Figure 6: Wage trends and inflation

Figure 6: Wage trends and inflation

Source: Reuters EcoWin 

One trend that presumably has not been factored into this population forecast is the changing migration flow. Whereas during the decade before the financial crisis the number of people moving to Spain was significantly higher than the number leaving – which contributed to the sharp rise in the labour force until 2008 – the country experienced a net outflow of migration in 2011 (EC, 2012; IMF, 2012a). This is the reason why the labour force has not increased since 2009. Note that this decrease may have been enhanced by the fact that some of the unemployed have stopped actively looking for work. OECD data show that Spain has the highest number of people who have given up on finding work amongst the eurozone member states, even if this percentage was still fairly low in 2011 (1.3% of the labour force). Once opportunities to find work increase, a portion of these people will certainly start looking for jobs again.

Finally, the steady decline in construction activity has created a mismatch between supply and demand in the labour market. At year-end 2012, unemployed workers in the construction industry accounted for roughly 16% of total unemployment. Additionally, construction-related services are also likely to be affected by the housing market slump. The sharp increase in the number of people who have been unemployed for more than one year (from 18% in 2008 to 41% in 2011) is an indication of the mismatch (figure 7). For this group of unemployed, retraining and/or emigration are vital.
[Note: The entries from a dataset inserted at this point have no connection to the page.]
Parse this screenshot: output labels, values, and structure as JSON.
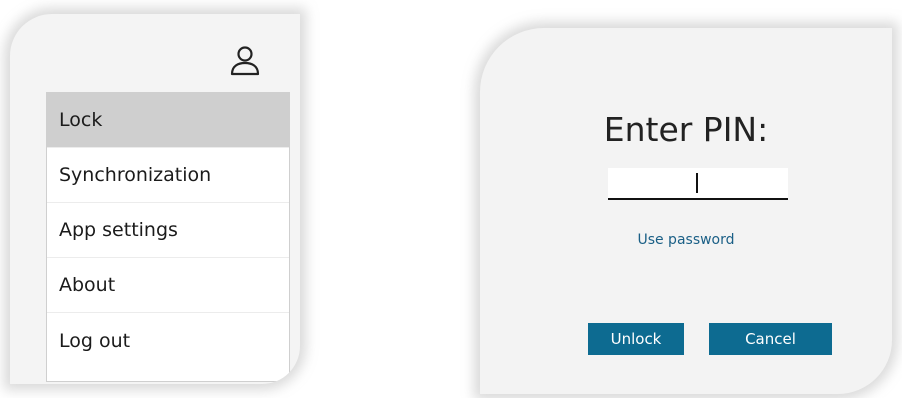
{
  "account_menu": {
    "icon": "user-icon",
    "items": [
      {
        "label": "Lock",
        "selected": true
      },
      {
        "label": "Synchronization",
        "selected": false
      },
      {
        "label": "App settings",
        "selected": false
      },
      {
        "label": "About",
        "selected": false
      },
      {
        "label": "Log out",
        "selected": false
      }
    ]
  },
  "pin_dialog": {
    "title": "Enter PIN:",
    "pin_value": "",
    "use_password_label": "Use password",
    "unlock_label": "Unlock",
    "cancel_label": "Cancel"
  },
  "colors": {
    "accent": "#0d6b91",
    "link": "#1a5f86",
    "selected_item": "#cfcfcf",
    "card_background": "#f4f4f4"
  }
}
Figure 7: Long-term unemployment

Figure 7: Long-term unemployment

Source: OECD

Conclusion

The labour market institutions that contributed to the rapid rise in unemployment since the crisis have been successfully addressed by the two reforms in 2010 and 2012. Although the country will be able to benefit from this development in the long run via stronger GDP growth and lower unemployment, the economic downturn will continue to dominate the labour market in the immediate future. As a result of the increase in the retirement age and the mismatch between supply and demand, unemployment will decline only gradually in the future. 

References

EC (2012), The 2012 Ageing Report, European Economy 2/2012.

IMF (2011), The Spanish labour market in a cross-country perspective, IMF Working Paper 11/11, January.

IMF (2012a), Article 4 consultation, IMF Working Paper 12/202, July.

IMF (2012b), Italy: selected issues. IMF Country Report No. 12/168, July.

IMF (2013), Okun’s Law: fit at 50?, IMF Working Paper 13/10, January.

OECD (2012), Economic Surveys Spain, November. Perez, J.I.G. et al. (2012), Evaluating the 2012 Spanish labour market reform, European Association of Labour Economists.